2007 was the tale of two seasons for Tiquan Underwood. He was unstoppable in September, but then something strange seemed to develop. A hesitation. He was hearing footsteps, dropping footballs that should have been certain catches. A player that looked fearless of contact in September wore down as the season progressed. Given his role in the offense as a possession WR, and Teel's second read, Underwood needs to pack on some muscle this year in order to better endure the rigors of a full season.
Rutgers frequently uses multiple WR sets, meaning that Timmy Brown will see the field as much as Jack Corcoran and Craig McGovern. He can essentially be considered a starter. Brown has had an up and down career at Rutgers. How many times have we seen him juke, badly burn a defensive back, streak down the sideline, only to watch a perfect Teel spiral fall through his fingertips? Brown's obscene level of speed may have forced him on to the field sooner than what may have been best for his development. He's entering his third year in the program, and there won't be any more excuses this year.
Brown missed some time in spring practices due to academic issues, and that may have opened yet another opportunity for Dennis Campbell. To say his career at Rutgers has been mixed at best would be an understatement. With 'Windmill' Willie Foster and Shawn Tucker sidelined in 2006, Campbell saw major playing time early before succumbing to injury. Last year, reports from camp raved daily about his sizzling play, but he soon fell behind on the depth chart.
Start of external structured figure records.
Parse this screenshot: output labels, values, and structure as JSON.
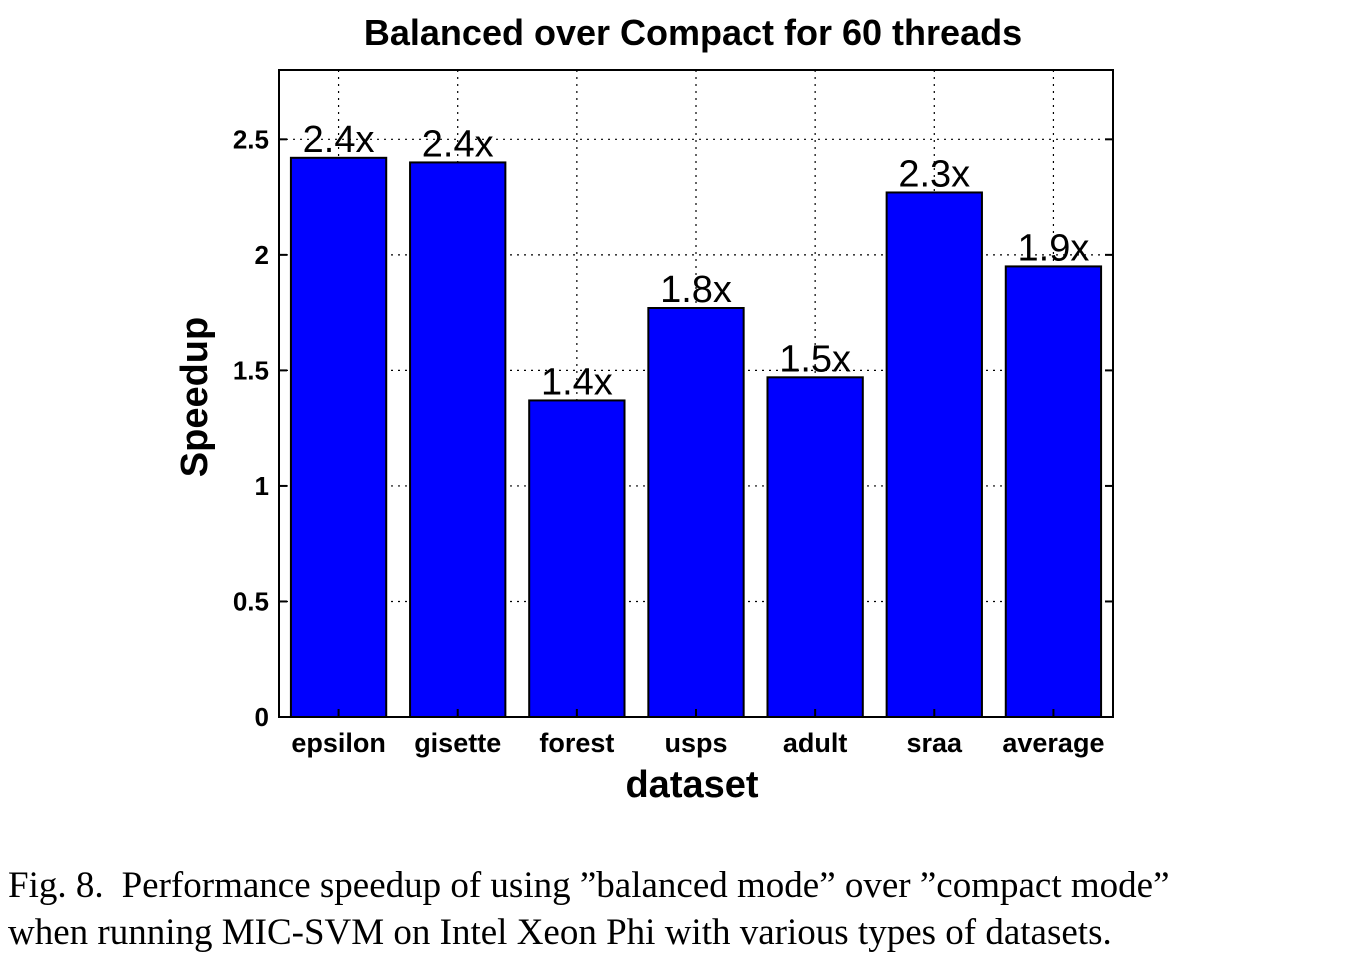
{
  "chart_data": {
    "type": "bar",
    "title": "Balanced over Compact for 60 threads",
    "xlabel": "dataset",
    "ylabel": "Speedup",
    "categories": [
      "epsilon",
      "gisette",
      "forest",
      "usps",
      "adult",
      "sraa",
      "average"
    ],
    "values": [
      2.42,
      2.4,
      1.37,
      1.77,
      1.47,
      2.27,
      1.95
    ],
    "data_labels": [
      "2.4x",
      "2.4x",
      "1.4x",
      "1.8x",
      "1.5x",
      "2.3x",
      "1.9x"
    ],
    "ylim": [
      0,
      2.8
    ],
    "yticks": [
      0,
      0.5,
      1,
      1.5,
      2,
      2.5
    ],
    "ytick_labels": [
      "0",
      "0.5",
      "1",
      "1.5",
      "2",
      "2.5"
    ],
    "grid": true,
    "bar_color": "#0000ff"
  },
  "caption": {
    "label": "Fig. 8.",
    "line1": "Performance speedup of using ”balanced mode” over ”compact mode”",
    "line2": "when running MIC-SVM on Intel Xeon Phi with various types of datasets."
  }
}
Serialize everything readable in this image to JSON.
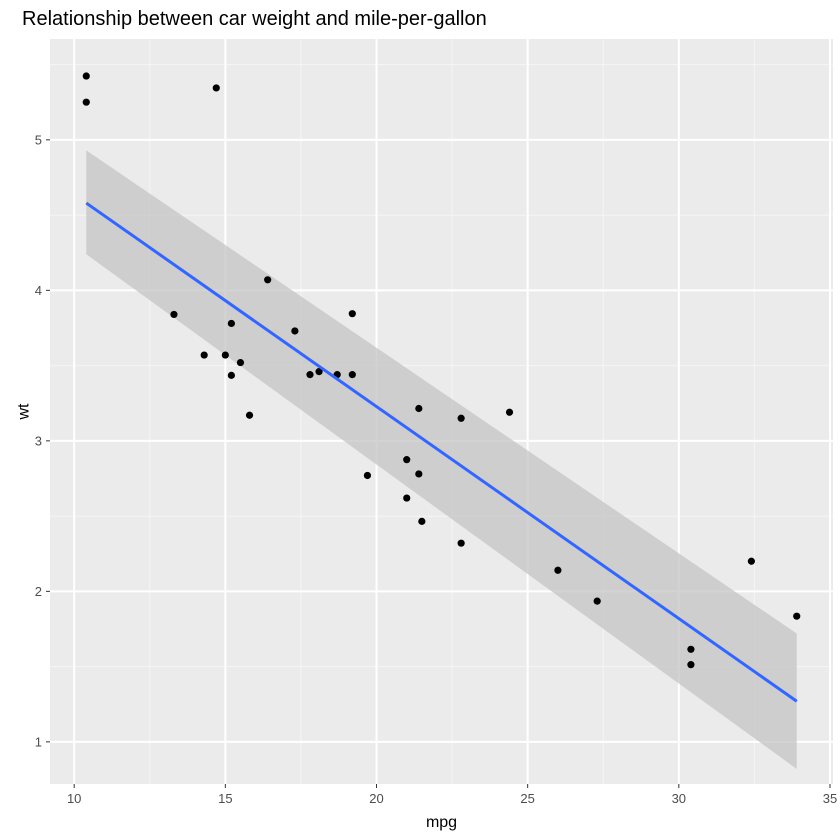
{
  "chart_data": {
    "type": "scatter",
    "title": "Relationship between car weight and mile-per-gallon",
    "xlabel": "mpg",
    "ylabel": "wt",
    "xlim": [
      9.2,
      35.1
    ],
    "ylim": [
      0.72,
      5.67
    ],
    "x_ticks": [
      10,
      15,
      20,
      25,
      30,
      35
    ],
    "y_ticks": [
      1,
      2,
      3,
      4,
      5
    ],
    "x_minor": [
      12.5,
      17.5,
      22.5,
      27.5,
      32.5
    ],
    "y_minor": [
      1.5,
      2.5,
      3.5,
      4.5,
      5.5
    ],
    "grid": true,
    "points": [
      {
        "x": 21.0,
        "y": 2.62
      },
      {
        "x": 21.0,
        "y": 2.875
      },
      {
        "x": 22.8,
        "y": 2.32
      },
      {
        "x": 21.4,
        "y": 3.215
      },
      {
        "x": 18.7,
        "y": 3.44
      },
      {
        "x": 18.1,
        "y": 3.46
      },
      {
        "x": 14.3,
        "y": 3.57
      },
      {
        "x": 24.4,
        "y": 3.19
      },
      {
        "x": 22.8,
        "y": 3.15
      },
      {
        "x": 19.2,
        "y": 3.44
      },
      {
        "x": 17.8,
        "y": 3.44
      },
      {
        "x": 16.4,
        "y": 4.07
      },
      {
        "x": 17.3,
        "y": 3.73
      },
      {
        "x": 15.2,
        "y": 3.78
      },
      {
        "x": 10.4,
        "y": 5.25
      },
      {
        "x": 10.4,
        "y": 5.424
      },
      {
        "x": 14.7,
        "y": 5.345
      },
      {
        "x": 32.4,
        "y": 2.2
      },
      {
        "x": 30.4,
        "y": 1.615
      },
      {
        "x": 33.9,
        "y": 1.835
      },
      {
        "x": 21.5,
        "y": 2.465
      },
      {
        "x": 15.5,
        "y": 3.52
      },
      {
        "x": 15.2,
        "y": 3.435
      },
      {
        "x": 13.3,
        "y": 3.84
      },
      {
        "x": 19.2,
        "y": 3.845
      },
      {
        "x": 27.3,
        "y": 1.935
      },
      {
        "x": 26.0,
        "y": 2.14
      },
      {
        "x": 30.4,
        "y": 1.513
      },
      {
        "x": 15.8,
        "y": 3.17
      },
      {
        "x": 19.7,
        "y": 2.77
      },
      {
        "x": 15.0,
        "y": 3.57
      },
      {
        "x": 21.4,
        "y": 2.78
      }
    ],
    "smooth": {
      "method": "linear",
      "x": [
        10.4,
        33.9
      ],
      "fit": [
        4.58,
        1.27
      ],
      "ci_upper": [
        4.93,
        1.72
      ],
      "ci_lower": [
        4.24,
        0.82
      ]
    },
    "colors": {
      "panel": "#ebebeb",
      "grid_major": "#ffffff",
      "grid_minor": "#f5f5f5",
      "point": "#000000",
      "line": "#3366ff",
      "ribbon": "#c4c4c4"
    }
  }
}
He reportedly is having another good camp, but it's hard not to be skeptical at this point. He still is only a junior and is one of the fastest players on the team. However, he may just have the worst hands on the team. If the team wasn't lacking experienced backups behind its starters this year, he would likely be switched to cornerback.
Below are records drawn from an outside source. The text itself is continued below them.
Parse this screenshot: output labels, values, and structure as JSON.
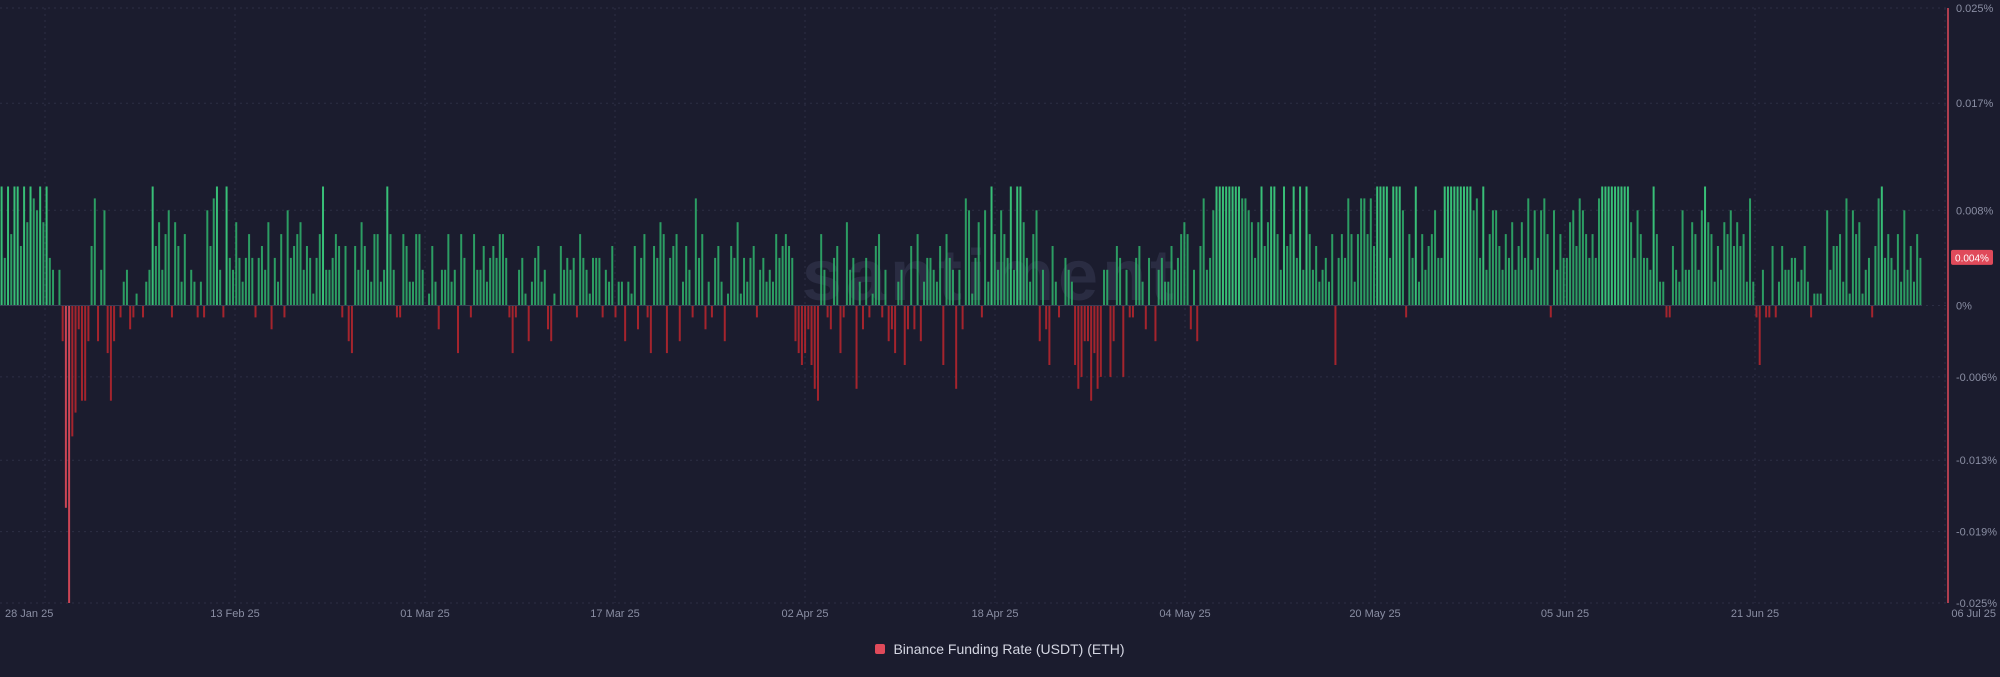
{
  "colors": {
    "background": "#1b1c2e",
    "positive_bar": "#2fb46c",
    "positive_bar_bright": "#3ddc84",
    "negative_bar": "#b5262e",
    "axis_line": "#e04a5a",
    "grid": "#2c2e44",
    "badge": "#e04a5a",
    "legend_swatch": "#e04a5a"
  },
  "watermark": "santiment",
  "legend": {
    "label": "Binance Funding Rate (USDT) (ETH)",
    "swatch_color": "#e04a5a"
  },
  "current_value_badge": "0.004%",
  "chart_data": {
    "type": "bar",
    "title": "",
    "xlabel": "",
    "ylabel": "",
    "x_range": [
      "28 Jan 25",
      "06 Jul 25"
    ],
    "x_tick_labels": [
      "28 Jan 25",
      "13 Feb 25",
      "01 Mar 25",
      "17 Mar 25",
      "02 Apr 25",
      "18 Apr 25",
      "04 May 25",
      "20 May 25",
      "05 Jun 25",
      "21 Jun 25",
      "06 Jul 25"
    ],
    "y_ticks": [
      0.025,
      0.017,
      0.008,
      0,
      -0.006,
      -0.013,
      -0.019,
      -0.025
    ],
    "y_tick_labels": [
      "0.025%",
      "0.017%",
      "0.008%",
      "0%",
      "-0.006%",
      "-0.013%",
      "-0.019%",
      "-0.025%"
    ],
    "ylim": [
      -0.025,
      0.025
    ],
    "grid": true,
    "legend_position": "bottom-center",
    "current_value": 0.004,
    "series": [
      {
        "name": "Binance Funding Rate (USDT) (ETH)",
        "interval": "8h",
        "start": "28 Jan 25",
        "values": [
          0.01,
          0.004,
          0.01,
          0.006,
          0.01,
          0.01,
          0.005,
          0.01,
          0.007,
          0.01,
          0.009,
          0.008,
          0.01,
          0.007,
          0.01,
          0.004,
          0.003,
          0.0,
          0.003,
          -0.003,
          -0.017,
          -0.025,
          -0.011,
          -0.009,
          -0.002,
          -0.008,
          -0.008,
          -0.003,
          0.005,
          0.009,
          -0.003,
          0.003,
          0.008,
          -0.004,
          -0.008,
          -0.003,
          0.0,
          -0.001,
          0.002,
          0.003,
          -0.002,
          -0.001,
          0.001,
          0.0,
          -0.001,
          0.002,
          0.003,
          0.01,
          0.005,
          0.007,
          0.003,
          0.006,
          0.008,
          -0.001,
          0.007,
          0.005,
          0.002,
          0.006,
          0.0,
          0.003,
          0.002,
          -0.001,
          0.002,
          -0.001,
          0.008,
          0.005,
          0.009,
          0.01,
          0.003,
          -0.001,
          0.01,
          0.004,
          0.003,
          0.007,
          0.004,
          0.002,
          0.004,
          0.006,
          0.004,
          -0.001,
          0.004,
          0.005,
          0.003,
          0.007,
          -0.002,
          0.004,
          0.002,
          0.006,
          -0.001,
          0.008,
          0.004,
          0.005,
          0.006,
          0.007,
          0.003,
          0.005,
          0.004,
          0.001,
          0.004,
          0.006,
          0.01,
          0.003,
          0.003,
          0.004,
          0.006,
          0.005,
          -0.001,
          0.005,
          -0.003,
          -0.004,
          0.005,
          0.003,
          0.007,
          0.005,
          0.003,
          0.002,
          0.006,
          0.006,
          0.002,
          0.003,
          0.01,
          0.006,
          0.003,
          -0.001,
          -0.001,
          0.006,
          0.005,
          0.002,
          0.002,
          0.006,
          0.006,
          0.003,
          0.0,
          0.001,
          0.005,
          0.002,
          -0.002,
          0.003,
          0.003,
          0.006,
          0.002,
          0.003,
          -0.004,
          0.006,
          0.004,
          0.0,
          -0.001,
          0.006,
          0.003,
          0.003,
          0.005,
          0.002,
          0.004,
          0.005,
          0.004,
          0.006,
          0.006,
          0.004,
          -0.001,
          -0.004,
          -0.001,
          0.003,
          0.004,
          0.001,
          -0.003,
          0.002,
          0.004,
          0.005,
          0.002,
          0.003,
          -0.002,
          -0.003,
          0.001,
          0.0,
          0.005,
          0.003,
          0.004,
          0.003,
          0.004,
          -0.001,
          0.006,
          0.004,
          0.003,
          0.001,
          0.004,
          0.004,
          0.004,
          -0.001,
          0.003,
          0.002,
          0.005,
          -0.001,
          0.002,
          0.002,
          -0.003,
          0.002,
          0.001,
          0.005,
          -0.002,
          0.004,
          0.006,
          -0.001,
          -0.004,
          0.005,
          0.004,
          0.007,
          0.006,
          -0.004,
          0.004,
          0.005,
          0.006,
          -0.003,
          0.002,
          0.005,
          0.003,
          -0.001,
          0.009,
          0.004,
          0.006,
          -0.002,
          0.002,
          -0.001,
          0.004,
          0.005,
          0.002,
          -0.003,
          0.001,
          0.005,
          0.004,
          0.007,
          0.001,
          0.004,
          0.002,
          0.004,
          0.005,
          -0.001,
          0.003,
          0.004,
          0.002,
          0.003,
          0.002,
          0.006,
          0.004,
          0.005,
          0.006,
          0.005,
          0.004,
          -0.003,
          -0.004,
          -0.005,
          -0.004,
          -0.002,
          -0.005,
          -0.007,
          -0.008,
          0.006,
          0.003,
          -0.001,
          -0.002,
          0.004,
          0.005,
          -0.004,
          -0.001,
          0.007,
          0.003,
          0.004,
          -0.007,
          0.002,
          -0.002,
          0.004,
          -0.001,
          0.001,
          0.005,
          0.006,
          -0.001,
          0.003,
          -0.003,
          -0.002,
          -0.004,
          0.002,
          0.003,
          -0.005,
          -0.002,
          0.005,
          -0.002,
          0.006,
          -0.003,
          0.002,
          0.004,
          0.004,
          0.003,
          0.002,
          0.005,
          -0.005,
          0.006,
          0.004,
          0.003,
          -0.007,
          0.003,
          -0.002,
          0.009,
          0.008,
          0.001,
          0.004,
          0.007,
          -0.001,
          0.008,
          0.002,
          0.01,
          0.006,
          0.003,
          0.008,
          0.006,
          0.004,
          0.01,
          0.003,
          0.01,
          0.01,
          0.007,
          0.004,
          0.002,
          0.006,
          0.008,
          -0.003,
          0.003,
          -0.002,
          -0.005,
          0.005,
          0.002,
          -0.001,
          0.0,
          0.004,
          0.003,
          0.002,
          -0.005,
          -0.007,
          -0.006,
          -0.003,
          -0.003,
          -0.008,
          -0.004,
          -0.007,
          -0.006,
          0.003,
          0.003,
          -0.006,
          -0.003,
          0.005,
          0.004,
          -0.006,
          0.003,
          -0.001,
          -0.001,
          0.004,
          0.005,
          0.002,
          -0.002,
          0.004,
          0.0,
          -0.003,
          0.003,
          0.004,
          0.002,
          0.002,
          0.005,
          0.003,
          0.004,
          0.006,
          0.007,
          0.006,
          -0.002,
          0.003,
          -0.003,
          0.005,
          0.009,
          0.003,
          0.004,
          0.008,
          0.01,
          0.01,
          0.01,
          0.01,
          0.01,
          0.01,
          0.01,
          0.01,
          0.009,
          0.009,
          0.008,
          0.007,
          0.004,
          0.007,
          0.01,
          0.005,
          0.007,
          0.01,
          0.01,
          0.006,
          0.003,
          0.01,
          0.005,
          0.006,
          0.01,
          0.004,
          0.01,
          0.003,
          0.01,
          0.006,
          0.003,
          0.005,
          0.002,
          0.003,
          0.004,
          0.002,
          0.006,
          -0.005,
          0.004,
          0.006,
          0.004,
          0.009,
          0.006,
          0.002,
          0.006,
          0.009,
          0.009,
          0.006,
          0.009,
          0.005,
          0.01,
          0.01,
          0.01,
          0.01,
          0.004,
          0.01,
          0.01,
          0.01,
          0.008,
          -0.001,
          0.006,
          0.004,
          0.01,
          0.002,
          0.006,
          0.003,
          0.005,
          0.006,
          0.008,
          0.004,
          0.004,
          0.01,
          0.01,
          0.01,
          0.01,
          0.01,
          0.01,
          0.01,
          0.01,
          0.01,
          0.008,
          0.009,
          0.004,
          0.01,
          0.003,
          0.006,
          0.008,
          0.008,
          0.005,
          0.003,
          0.006,
          0.004,
          0.007,
          0.003,
          0.005,
          0.007,
          0.004,
          0.009,
          0.003,
          0.008,
          0.004,
          0.008,
          0.009,
          0.006,
          -0.001,
          0.008,
          0.003,
          0.006,
          0.004,
          0.004,
          0.007,
          0.008,
          0.005,
          0.009,
          0.008,
          0.006,
          0.004,
          0.006,
          0.004,
          0.009,
          0.01,
          0.01,
          0.01,
          0.01,
          0.01,
          0.01,
          0.01,
          0.01,
          0.01,
          0.007,
          0.004,
          0.008,
          0.006,
          0.004,
          0.004,
          0.003,
          0.01,
          0.006,
          0.002,
          0.002,
          -0.001,
          -0.001,
          0.005,
          0.003,
          0.002,
          0.008,
          0.003,
          0.003,
          0.007,
          0.006,
          0.003,
          0.008,
          0.01,
          0.007,
          0.006,
          0.002,
          0.005,
          0.003,
          0.007,
          0.006,
          0.008,
          0.005,
          0.007,
          0.005,
          0.006,
          0.002,
          0.009,
          0.002,
          -0.001,
          -0.005,
          0.003,
          -0.001,
          -0.001,
          0.005,
          -0.001,
          0.002,
          0.005,
          0.003,
          0.003,
          0.004,
          0.004,
          0.002,
          0.003,
          0.005,
          0.002,
          -0.001,
          0.001,
          0.001,
          0.001,
          0.0,
          0.008,
          0.003,
          0.005,
          0.005,
          0.006,
          0.002,
          0.009,
          0.001,
          0.008,
          0.006,
          0.007,
          0.001,
          0.003,
          0.004,
          -0.001,
          0.005,
          0.009,
          0.01,
          0.004,
          0.006,
          0.004,
          0.003,
          0.006,
          0.002,
          0.008,
          0.003,
          0.005,
          0.002,
          0.006,
          0.004
        ]
      }
    ]
  }
}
Julian Hayes is the one other player who's seen in-game reps. He will see time in multiple-WR sets this year, and may see additional reps as he's groomed for a larger role in 2009. The team also has brought in a number of talented freshmen. Brooklyn product Keith Stroud prepped last season, and enrolled early enough in 2008 to participate in spring practice. From his film, Stroud looks to bring a very aggressive, physical game, and may force himself on to the field at some time in 2008. Greg Schiano and co. seem to be targeting larger receivers, as two other incoming freshman are Tim Wright (one of the best recruits in the class), and Marcus Cooper. Another incoming freshman, Eddie Poole, is more of a slot receiver. Barring injury, all except Stroud are likely to be redshirted.
This group does not return a lot of veteran experience behind the starters. The receiving corps is not getting preseason accolades for having a plethora of veteran experience behind the starters. Gone are S/Ter James Townsend, and the injury-prone combo of Marcus Daniels and Keith Taylor. Five players return from last season; other teams in the conference are deeper. The receiving corps is a strength of the team mainly because of the top three players, but especially because of Kenny Britt. He is a special, special (now I'm sounding like Greg Schiano) talent, one that we had better cherish now, because he is going to be playing football for a paycheck at this time next season.